India is a land of multi-culture and heritage. As there is so much to appreciate about this glorious country, there is one factor which make the country fall down, that factor is `mentality and lack of awareness’.

A recent research declared that around 71% of Indian girls do not know anything about menstruation before their first period as menstruation is rarely disused topic at homes or publically. It means around 71% girls has faced the dilemma of being stained by blood. In India menstruation is a biological event not to be spoken about openly.

In India, the number of menstruating women is 355 million that is around 31% of the total population. From 355 million women, there are 23 million school girls drop their schools every year because of menstruation. In small villages there is lack of girls in the classroom above 7th standards just because they bleed for 4 days a month and there is lack of awareness and hygiene, as these small schools don’t have toilets. Lack of sanitary pads and lack of awareness is also an issue. Apart from this infrastructure problem there lays a huge issue which can’t be conquer easily. That big monster is the mentality, orthodox thinking and superstition.

In villages and in cities also women are not comfortable talking about their basic physical problem just because they are taught from the childhood that this problem is unholy and not to be confessing in front of anyone and specially men.

The surprising fact is that among the 355 million women only 42.6 million women use sanitary pads. It means only 12% of women have access to sanitary pads in India. Another shocking fact is there was ban on sanitary pad advertisement in 1990 but there was a recent movie called `Padman’ a real life inspired story which smartly showed the importance of use of sanitary pads and its awareness.

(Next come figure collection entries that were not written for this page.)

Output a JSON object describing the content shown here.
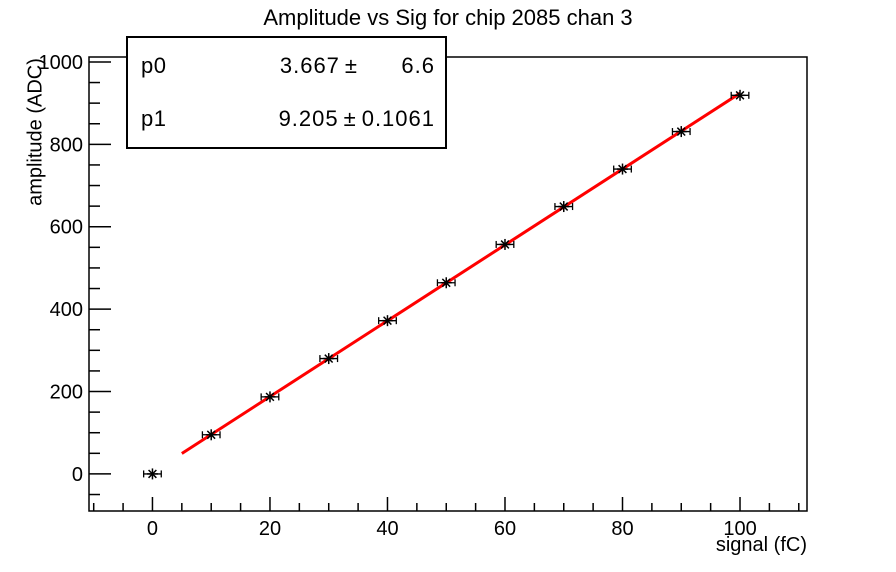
{
  "title": "Amplitude vs Sig for chip 2085 chan 3",
  "stats": {
    "pm": "±",
    "rows": [
      {
        "label": "p0",
        "est": "3.667",
        "err": "6.6"
      },
      {
        "label": "p1",
        "est": "9.205",
        "err": "0.1061"
      }
    ]
  },
  "colors": {
    "background": "#ffffff",
    "frame": "#000000",
    "marker": "#000000",
    "fit_line": "#ff0000",
    "text": "#000000"
  },
  "chart_data": {
    "type": "scatter",
    "title": "Amplitude vs Sig for chip 2085 chan 3",
    "xlabel": "signal (fC)",
    "ylabel": "amplitude (ADC)",
    "xlim": [
      -10.8,
      111.4
    ],
    "ylim": [
      -90,
      1012
    ],
    "grid": false,
    "legend_position": "none",
    "x_major_ticks": [
      0,
      20,
      40,
      60,
      80,
      100
    ],
    "x_minor_step": 5,
    "y_major_ticks": [
      0,
      200,
      400,
      600,
      800,
      1000
    ],
    "y_minor_step": 50,
    "points": {
      "x": [
        0,
        10,
        20,
        30,
        40,
        50,
        60,
        70,
        80,
        90,
        100
      ],
      "y": [
        0,
        95,
        187,
        280,
        372,
        464,
        557,
        649,
        740,
        831,
        919
      ],
      "x_err": 1.5,
      "marker": "asterisk"
    },
    "fit": {
      "model": "p0 + p1*x",
      "p0": 3.667,
      "p0_err": 6.6,
      "p1": 9.205,
      "p1_err": 0.1061,
      "range": [
        5,
        100
      ]
    }
  }
}
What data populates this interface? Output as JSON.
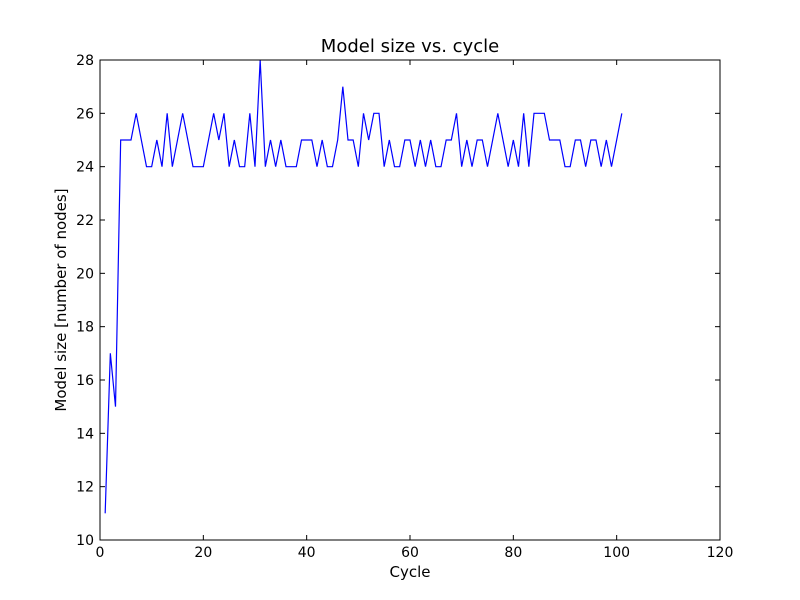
{
  "chart_data": {
    "type": "line",
    "title": "Model size vs. cycle",
    "xlabel": "Cycle",
    "ylabel": "Model size [number of nodes]",
    "xlim": [
      0,
      120
    ],
    "ylim": [
      10,
      28
    ],
    "xticks": [
      "0",
      "20",
      "40",
      "60",
      "80",
      "100",
      "120"
    ],
    "yticks": [
      "10",
      "12",
      "14",
      "16",
      "18",
      "20",
      "22",
      "24",
      "26",
      "28"
    ],
    "grid": false,
    "legend": "none",
    "line_color": "#0000ff",
    "series": [
      {
        "x": [
          1,
          2,
          3,
          4,
          5,
          6,
          7,
          8,
          9,
          10,
          11,
          12,
          13,
          14,
          15,
          16,
          17,
          18,
          19,
          20,
          21,
          22,
          23,
          24,
          25,
          26,
          27,
          28,
          29,
          30,
          31,
          32,
          33,
          34,
          35,
          36,
          37,
          38,
          39,
          40,
          41,
          42,
          43,
          44,
          45,
          46,
          47,
          48,
          49,
          50,
          51,
          52,
          53,
          54,
          55,
          56,
          57,
          58,
          59,
          60,
          61,
          62,
          63,
          64,
          65,
          66,
          67,
          68,
          69,
          70,
          71,
          72,
          73,
          74,
          75,
          76,
          77,
          78,
          79,
          80,
          81,
          82,
          83,
          84,
          85,
          86,
          87,
          88,
          89,
          90,
          91,
          92,
          93,
          94,
          95,
          96,
          97,
          98,
          99,
          100,
          101
        ],
        "values": [
          11,
          17,
          15,
          25,
          25,
          25,
          26,
          25,
          24,
          24,
          25,
          24,
          26,
          24,
          25,
          26,
          25,
          24,
          24,
          24,
          25,
          26,
          25,
          26,
          24,
          25,
          24,
          24,
          26,
          24,
          28,
          24,
          25,
          24,
          25,
          24,
          24,
          24,
          25,
          25,
          25,
          24,
          25,
          24,
          24,
          25,
          27,
          25,
          25,
          24,
          26,
          25,
          26,
          26,
          24,
          25,
          24,
          24,
          25,
          25,
          24,
          25,
          24,
          25,
          24,
          24,
          25,
          25,
          26,
          24,
          25,
          24,
          25,
          25,
          24,
          25,
          26,
          25,
          24,
          25,
          24,
          26,
          24,
          26,
          26,
          26,
          25,
          25,
          25,
          24,
          24,
          25,
          25,
          24,
          25,
          25,
          24,
          25,
          24,
          25,
          26
        ]
      }
    ]
  }
}
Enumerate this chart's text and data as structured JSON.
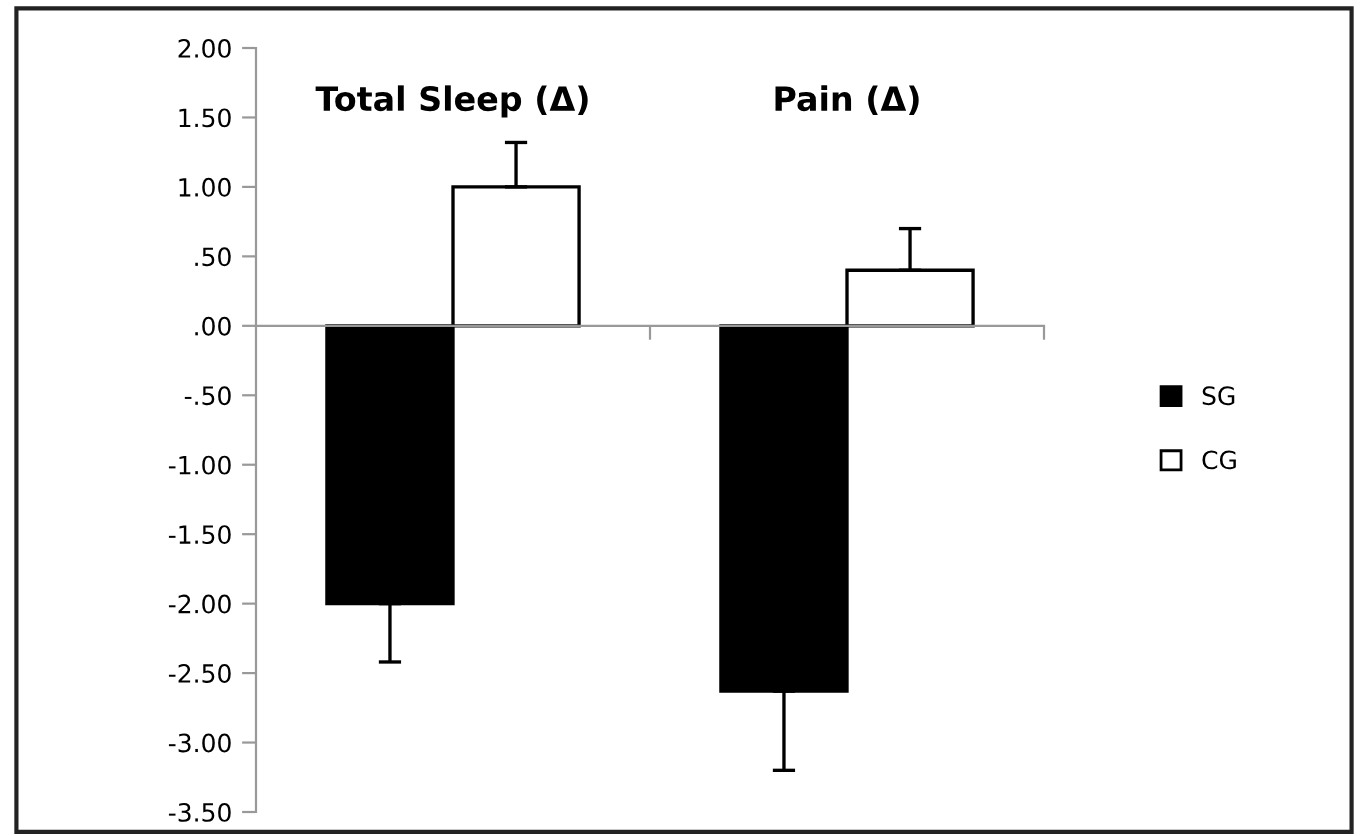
{
  "chart_data": {
    "type": "bar",
    "categories": [
      "Total Sleep (Δ)",
      "Pain (Δ)"
    ],
    "series": [
      {
        "name": "SG",
        "color": "#000000",
        "values": [
          -2.0,
          -2.63
        ],
        "errors": [
          [
            -2.42,
            -2.0
          ],
          [
            -3.2,
            -2.63
          ]
        ]
      },
      {
        "name": "CG",
        "color": "#ffffff",
        "values": [
          1.0,
          0.4
        ],
        "errors": [
          [
            1.0,
            1.32
          ],
          [
            0.4,
            0.7
          ]
        ]
      }
    ],
    "ylim": [
      -3.5,
      2.0
    ],
    "yticks": [
      {
        "value": 2.0,
        "label": "2.00"
      },
      {
        "value": 1.5,
        "label": "1.50"
      },
      {
        "value": 1.0,
        "label": "1.00"
      },
      {
        "value": 0.5,
        "label": ".50"
      },
      {
        "value": 0.0,
        "label": ".00"
      },
      {
        "value": -0.5,
        "label": "-.50"
      },
      {
        "value": -1.0,
        "label": "-1.00"
      },
      {
        "value": -1.5,
        "label": "-1.50"
      },
      {
        "value": -2.0,
        "label": "-2.00"
      },
      {
        "value": -2.5,
        "label": "-2.50"
      },
      {
        "value": -3.0,
        "label": "-3.00"
      },
      {
        "value": -3.5,
        "label": "-3.50"
      }
    ],
    "legend": "right"
  }
}
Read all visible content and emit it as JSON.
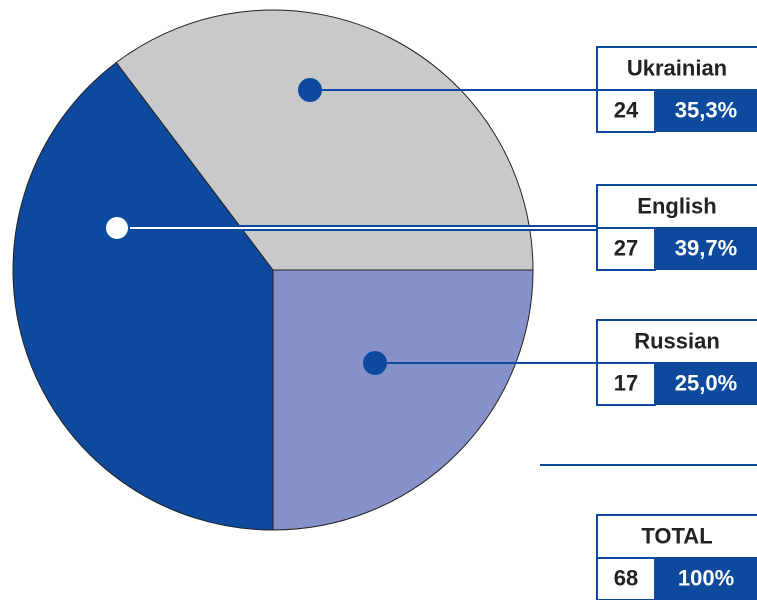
{
  "chart_data": {
    "type": "pie",
    "categories": [
      "Ukrainian",
      "English",
      "Russian"
    ],
    "values": [
      24,
      27,
      17
    ],
    "shares": [
      35.3,
      39.7,
      25.0
    ],
    "share_labels": [
      "35,3%",
      "39,7%",
      "25,0%"
    ],
    "colors": [
      "#c8c9cb",
      "#0d4a9e",
      "#8591c8"
    ],
    "total": {
      "label": "TOTAL",
      "value": 68,
      "share": 100,
      "share_label": "100%"
    }
  }
}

This situation is healing day by day by advertisements, movies , social media but the question remains constant as these media tools do not touch the rural India. For them, the government has organized some schemes. The Ministry of Health and Family Welfare launched the free day Pad Scheme, a pilot project to provide sanitary napkins at subsidized rates for rural girls. The scheme was launched in 152 districts across 20 states and sanitary napkins were sold to adolescent girls at the rate ofRs.6 per pack of six napkins by Accredited Social Health Activists (ASHAs). The estimated cost for the entire scheme wasRs.70 crore.

We can hope for the better future of angles in India who are still suffering from their own shame and mentality taboo.